In other words, it seems to me that national research culture – and in a more chaotic way, international infrastructure as well - is faced with a twofold change.  First, there is a fundamental transformation in the most significant core of the research ‘infrastructure’ from bricks and mortar, to online - to immediately accessible data; with the tools to use it and ‘publish it’.

And second we are faced with a gradual, forced move towards larger and more ‘laboratory-like’ forms of research, in which collaboration – both virtual and face-to-face – are increasingly normal.
By way of a caveat, however, we are also faced with a multi-generational lag in which every variety of lone and independent scholar will want the same old, same old – to be available regardless of the cost.

All of which just leads me to believe that the evolving nature of research – mainly that based in Higher Education – needs urgent attention in the following areas.

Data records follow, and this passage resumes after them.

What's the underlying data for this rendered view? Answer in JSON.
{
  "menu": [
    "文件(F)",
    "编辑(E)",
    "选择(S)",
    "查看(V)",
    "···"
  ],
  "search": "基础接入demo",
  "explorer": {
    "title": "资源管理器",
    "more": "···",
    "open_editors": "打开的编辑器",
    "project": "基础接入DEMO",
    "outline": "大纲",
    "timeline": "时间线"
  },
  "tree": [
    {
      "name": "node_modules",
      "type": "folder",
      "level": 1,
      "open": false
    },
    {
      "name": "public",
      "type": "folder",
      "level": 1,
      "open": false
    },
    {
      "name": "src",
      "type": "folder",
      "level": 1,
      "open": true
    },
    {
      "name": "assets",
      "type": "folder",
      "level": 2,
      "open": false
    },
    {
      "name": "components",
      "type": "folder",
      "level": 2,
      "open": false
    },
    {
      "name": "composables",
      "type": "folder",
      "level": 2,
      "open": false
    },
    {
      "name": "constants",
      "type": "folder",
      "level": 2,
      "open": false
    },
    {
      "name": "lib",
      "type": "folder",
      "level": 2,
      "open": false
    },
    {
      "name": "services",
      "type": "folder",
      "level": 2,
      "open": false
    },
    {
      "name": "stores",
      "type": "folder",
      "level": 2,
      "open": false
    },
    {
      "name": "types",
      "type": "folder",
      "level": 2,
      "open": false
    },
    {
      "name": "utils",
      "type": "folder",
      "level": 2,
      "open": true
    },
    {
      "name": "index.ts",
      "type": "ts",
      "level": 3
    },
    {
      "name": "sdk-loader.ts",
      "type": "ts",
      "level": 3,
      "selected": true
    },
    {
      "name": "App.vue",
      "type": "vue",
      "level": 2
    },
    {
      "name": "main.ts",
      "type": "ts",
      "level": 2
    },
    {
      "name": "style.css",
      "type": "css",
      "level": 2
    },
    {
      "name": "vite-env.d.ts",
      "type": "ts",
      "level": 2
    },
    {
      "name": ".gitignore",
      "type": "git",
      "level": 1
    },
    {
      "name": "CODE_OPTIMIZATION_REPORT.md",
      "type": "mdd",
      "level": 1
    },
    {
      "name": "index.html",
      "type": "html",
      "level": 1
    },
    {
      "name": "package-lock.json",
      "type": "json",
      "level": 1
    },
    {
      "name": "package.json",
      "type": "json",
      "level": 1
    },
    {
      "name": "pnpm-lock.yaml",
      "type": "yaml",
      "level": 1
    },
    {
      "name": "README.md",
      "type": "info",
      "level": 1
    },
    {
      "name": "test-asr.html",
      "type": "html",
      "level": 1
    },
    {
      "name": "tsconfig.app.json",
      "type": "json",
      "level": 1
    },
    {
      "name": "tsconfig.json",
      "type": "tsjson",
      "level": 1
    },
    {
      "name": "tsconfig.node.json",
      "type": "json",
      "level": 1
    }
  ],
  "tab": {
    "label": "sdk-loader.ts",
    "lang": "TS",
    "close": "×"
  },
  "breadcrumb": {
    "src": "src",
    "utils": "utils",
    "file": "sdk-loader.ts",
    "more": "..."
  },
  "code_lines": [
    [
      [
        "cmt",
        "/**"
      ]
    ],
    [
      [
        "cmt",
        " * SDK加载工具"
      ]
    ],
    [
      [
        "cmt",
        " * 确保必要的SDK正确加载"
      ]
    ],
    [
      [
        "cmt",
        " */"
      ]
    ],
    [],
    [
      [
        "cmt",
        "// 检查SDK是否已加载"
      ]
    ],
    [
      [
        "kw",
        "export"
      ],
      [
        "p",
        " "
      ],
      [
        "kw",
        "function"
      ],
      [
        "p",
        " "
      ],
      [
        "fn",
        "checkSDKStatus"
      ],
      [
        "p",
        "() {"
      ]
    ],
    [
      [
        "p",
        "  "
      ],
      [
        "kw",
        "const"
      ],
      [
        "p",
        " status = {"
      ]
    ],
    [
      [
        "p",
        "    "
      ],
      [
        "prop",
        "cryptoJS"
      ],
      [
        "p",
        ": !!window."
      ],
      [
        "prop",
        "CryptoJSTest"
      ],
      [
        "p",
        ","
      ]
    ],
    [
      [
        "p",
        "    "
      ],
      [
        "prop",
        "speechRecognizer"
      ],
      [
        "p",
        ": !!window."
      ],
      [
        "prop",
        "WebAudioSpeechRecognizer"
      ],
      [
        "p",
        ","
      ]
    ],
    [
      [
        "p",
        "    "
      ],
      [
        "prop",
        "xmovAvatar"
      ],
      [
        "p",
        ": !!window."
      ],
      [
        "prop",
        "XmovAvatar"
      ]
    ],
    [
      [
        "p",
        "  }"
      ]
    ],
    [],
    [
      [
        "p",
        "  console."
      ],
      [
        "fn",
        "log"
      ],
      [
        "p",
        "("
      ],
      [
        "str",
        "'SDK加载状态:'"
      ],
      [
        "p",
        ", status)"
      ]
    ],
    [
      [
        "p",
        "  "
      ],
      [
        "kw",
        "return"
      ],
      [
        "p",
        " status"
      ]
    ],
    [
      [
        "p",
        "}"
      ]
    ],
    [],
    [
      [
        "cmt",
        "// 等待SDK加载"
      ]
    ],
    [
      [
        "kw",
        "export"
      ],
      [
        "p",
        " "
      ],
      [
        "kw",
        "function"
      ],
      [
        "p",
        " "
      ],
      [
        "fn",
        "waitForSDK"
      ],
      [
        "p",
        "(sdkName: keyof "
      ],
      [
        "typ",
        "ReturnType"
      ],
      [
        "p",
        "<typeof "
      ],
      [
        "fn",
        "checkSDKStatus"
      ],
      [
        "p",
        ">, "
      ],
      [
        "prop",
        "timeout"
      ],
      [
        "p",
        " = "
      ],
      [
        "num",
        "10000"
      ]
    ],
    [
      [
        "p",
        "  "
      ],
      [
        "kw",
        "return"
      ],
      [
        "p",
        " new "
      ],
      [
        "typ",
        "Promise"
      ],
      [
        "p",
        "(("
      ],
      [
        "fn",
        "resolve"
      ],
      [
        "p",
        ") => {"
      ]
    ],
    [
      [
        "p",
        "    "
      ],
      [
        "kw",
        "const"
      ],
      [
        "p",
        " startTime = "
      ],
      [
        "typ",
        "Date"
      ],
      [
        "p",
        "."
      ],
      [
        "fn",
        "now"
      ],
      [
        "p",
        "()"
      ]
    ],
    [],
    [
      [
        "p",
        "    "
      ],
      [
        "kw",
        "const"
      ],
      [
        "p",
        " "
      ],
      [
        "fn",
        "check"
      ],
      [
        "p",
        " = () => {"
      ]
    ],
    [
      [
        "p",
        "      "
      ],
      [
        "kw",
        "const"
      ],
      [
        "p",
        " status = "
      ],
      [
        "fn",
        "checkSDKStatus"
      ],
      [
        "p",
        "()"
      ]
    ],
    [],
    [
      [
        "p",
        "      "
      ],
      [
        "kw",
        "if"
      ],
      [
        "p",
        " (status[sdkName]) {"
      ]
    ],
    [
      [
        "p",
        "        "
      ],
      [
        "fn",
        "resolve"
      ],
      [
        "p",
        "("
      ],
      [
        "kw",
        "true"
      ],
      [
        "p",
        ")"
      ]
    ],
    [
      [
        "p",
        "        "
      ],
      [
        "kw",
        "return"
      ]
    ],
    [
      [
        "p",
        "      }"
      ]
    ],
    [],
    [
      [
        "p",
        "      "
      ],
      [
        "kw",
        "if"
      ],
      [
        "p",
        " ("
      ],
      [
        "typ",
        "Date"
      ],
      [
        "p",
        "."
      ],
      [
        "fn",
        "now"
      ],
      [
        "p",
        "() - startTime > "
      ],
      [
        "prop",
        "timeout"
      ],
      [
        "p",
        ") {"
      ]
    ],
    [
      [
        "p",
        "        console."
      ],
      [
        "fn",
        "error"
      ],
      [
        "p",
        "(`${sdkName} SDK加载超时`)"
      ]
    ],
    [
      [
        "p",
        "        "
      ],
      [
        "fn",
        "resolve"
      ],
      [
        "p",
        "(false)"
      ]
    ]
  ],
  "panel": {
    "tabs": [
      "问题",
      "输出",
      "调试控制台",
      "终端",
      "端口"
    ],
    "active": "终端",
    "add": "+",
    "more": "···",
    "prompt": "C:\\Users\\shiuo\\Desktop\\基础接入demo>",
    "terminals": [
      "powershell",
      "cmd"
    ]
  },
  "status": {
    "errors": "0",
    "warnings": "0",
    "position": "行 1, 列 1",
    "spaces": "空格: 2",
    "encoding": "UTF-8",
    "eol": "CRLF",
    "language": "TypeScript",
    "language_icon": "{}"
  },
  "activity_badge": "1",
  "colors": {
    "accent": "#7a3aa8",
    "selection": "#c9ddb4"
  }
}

  • The shared curation and storage of data and research materials – building on STEM models, but made friendlier to different data types.
  • We also need the tools to work with that data – and training that supports their use.
  • We need to explore different validation and authorisation models for ‘publication’.  At the moment we are allowing a multi-billion pound business to be built on national expenditure, and we need to reclaim elements of this – through new models of peer review and distribution.  These in turn need to be tied to data – vertically integrated from data to experiment to commentary - and more amenable to collaboration – with a traceable development path through all of it.
  • We also need a clearer commitment to non-HE researchers.  We need to acknowledge that HE – as gatekeeper of research authority - forms part of the problem.  And we need to keep a weather eye on the boundaries around who can research.  The BL certainly needs to create an infrastructure for HE research, but it needs to be an infrastructure that is open to everyone.

In other words, and as usual, the British Library needs to remember that it is a national machine for research and learning, committed to access to all knowledge, for everyone who needs it; and to use these first principles to navigate a remarkably complex and rapidly changing landscape.

We also need to remember, as William Gibson said: ‘The future is already here – it’s just not very evenly distributed’.